メルセデス・ベンツ/メルセデス・ベンツの車種情報・試乗レポート

バネオは実質本位のベンツ

Vクラスのスモール版ともいえるバネオが登場した。パネルバンを思わせるハイトパッケージングボディと積載性と広さ最優先のキャビン。実質機能本意の潔さに心惹かれるクルマである。

執筆者:川島 茂夫


スモール・ベンツにはAクラスがあるし、室内高の余裕があるといっても2列シートである。ハードウェアはAクラスベースと共通。ハイトパッケージングとリヤスライドドアでAクラスと棲み分けるのは少々難しいだろう。

というのがバネオの試乗前の印象。一番不可解だったのは2列シートの採用だったのだが、本国(EU仕様)にはオプションながらちゃんと3列シートが用意されているとのこと。付け加えるならば日本仕様も荷室フロアをめくれば、サードシート取り付け用のアンカーが備わっている。

その話を聞けば「だったら日本にも3列シート仕様を」となるのが成り行き。余計に困惑してしまうのだが、日本仕様を決定するにあたって、これまでのメルセデス・ベンツのユーザーの傾向を考える等々の結果、2列シート仕様に決定されている。

ちなみに、セカンドシート、サードシートともに着脱が可能な設計を採用しているが、力自慢の男性でも一人の作業は難しいほど重い。ボクもセカンドシートの取り外しにトライしたが、ぎっくり腰になりそうなのでリタイヤさせてもらった。そんな調子なので、特別な使い方以外はシートは取り付け放しで、折り畳みで使うことになる。となるとサードシートがあると荷室容量でハンデがある。

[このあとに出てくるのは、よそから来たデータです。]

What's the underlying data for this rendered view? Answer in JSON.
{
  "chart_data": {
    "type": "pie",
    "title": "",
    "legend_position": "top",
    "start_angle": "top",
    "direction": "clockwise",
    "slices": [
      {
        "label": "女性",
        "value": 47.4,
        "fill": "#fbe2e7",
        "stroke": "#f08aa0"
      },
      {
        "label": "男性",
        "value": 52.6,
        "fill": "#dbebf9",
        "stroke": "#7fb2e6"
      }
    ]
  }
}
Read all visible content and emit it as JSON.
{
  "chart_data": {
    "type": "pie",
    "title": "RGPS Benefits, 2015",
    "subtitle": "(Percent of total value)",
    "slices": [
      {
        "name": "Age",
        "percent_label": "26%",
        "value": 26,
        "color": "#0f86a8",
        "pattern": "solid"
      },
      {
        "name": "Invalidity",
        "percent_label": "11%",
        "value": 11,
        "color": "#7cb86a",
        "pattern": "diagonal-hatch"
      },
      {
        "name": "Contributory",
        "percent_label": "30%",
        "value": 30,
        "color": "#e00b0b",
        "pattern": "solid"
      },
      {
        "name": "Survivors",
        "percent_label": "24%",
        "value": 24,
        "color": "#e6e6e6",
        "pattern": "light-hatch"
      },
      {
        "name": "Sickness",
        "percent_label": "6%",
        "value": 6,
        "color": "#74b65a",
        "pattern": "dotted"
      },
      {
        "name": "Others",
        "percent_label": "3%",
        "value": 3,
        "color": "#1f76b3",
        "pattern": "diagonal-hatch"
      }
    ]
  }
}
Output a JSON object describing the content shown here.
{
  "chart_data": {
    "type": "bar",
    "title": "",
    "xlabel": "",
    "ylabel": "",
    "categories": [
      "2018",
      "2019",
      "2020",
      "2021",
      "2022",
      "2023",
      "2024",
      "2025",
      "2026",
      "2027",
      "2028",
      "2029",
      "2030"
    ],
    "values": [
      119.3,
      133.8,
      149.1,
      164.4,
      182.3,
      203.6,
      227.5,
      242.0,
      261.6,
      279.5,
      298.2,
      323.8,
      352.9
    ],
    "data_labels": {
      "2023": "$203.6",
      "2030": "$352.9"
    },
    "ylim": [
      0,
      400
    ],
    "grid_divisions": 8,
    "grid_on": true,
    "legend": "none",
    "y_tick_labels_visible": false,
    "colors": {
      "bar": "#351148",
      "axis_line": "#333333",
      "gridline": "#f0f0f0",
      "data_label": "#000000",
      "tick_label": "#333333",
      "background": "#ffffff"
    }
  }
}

総合的な使い勝手を考えると2列シート仕様のほうが案配がいい、というのが輸入元の判断なわけだ。

それはともかくとして、バネオは実に真面目なクルマである。おそらく、一般的なドライバーのメルセデスベンツのイメージからは想像できないほど高級とか上質の演出がない。道具としての便利さをとことん追求した設計なのである。

フロアは前席から荷室までフラット。フロアカーペットも薄手で、見栄えよりもタフネス優先。シートは脚部がスチールの構造材むき出し。インパネも樹脂感覚が強い。リヤドアは両側スライドドアを採用し、テールゲートは床面から開く大きな開口部を持つ。乗降性や積載性への配慮がヒシヒシと伝わってくる。センターパネルが木目調になっているが、ワゴンを主張するが、全体的には洒落っ気のあるデリバリーバンといった風情である。

走り出せば、硬い乗り心地と重いステアリングである。安楽な快適性よりも重量物積載での高速走行での安定性を最優先にしたチューンなのは容易に理解できる。ただし、硬い乗り心地でも粗野ではない。短いストロークながら動き出しと収まりがいい。段差乗り越えでもガツンと脳天に響くような突き上げは一切ない。腰のある硬さなのだ。

ただ、高級グランドツアラーほどの質感はなく、やはり荒れた路面では揺すられやすいし、ロードノイズも大きめ。けっこう生々しさのある走りである。ただ、神経を逆撫でするような部分がなく、据わりのいいハンドリングの安心感と相まって、「不器用だけど信頼できる相棒」とドライバーに思わせるようなところがあるのだ。

動力性能にしても同じ。5速ATを奢っているものの、高速域では高回転の使用頻度が高くなる。そのお陰で加速の面ではストレスを感じないのだが、高回転まで回せば回したなり、アクセルを踏み込めば踏み込んだなりにエンジン音が高まる。これも不快感はなく、乗り心地やロードノイズとのバランスからすれば、これがうまいまとめ所なのだろう。

個人的には気に入った。道具に割り切りながらも野暮になっていない。街乗りにも面倒がなさそうだし、これは遊べそうである。しかし、A190アバンギャルドよりも25万円も高いのである。320万円の価格で、洒落っ気で遊ぶクルマを買える人がどれほどいるのだろうか。ふつうならAクラスだろうな、と思ってしまうのである。バネオを選ぶ人は、きっとメルセデスベンツのオーナーでは変わり者なのだろう。しかし、その気持ちは十分に理解できる。高級を脱ぎ捨てたベンツはけっこう面白いのだ。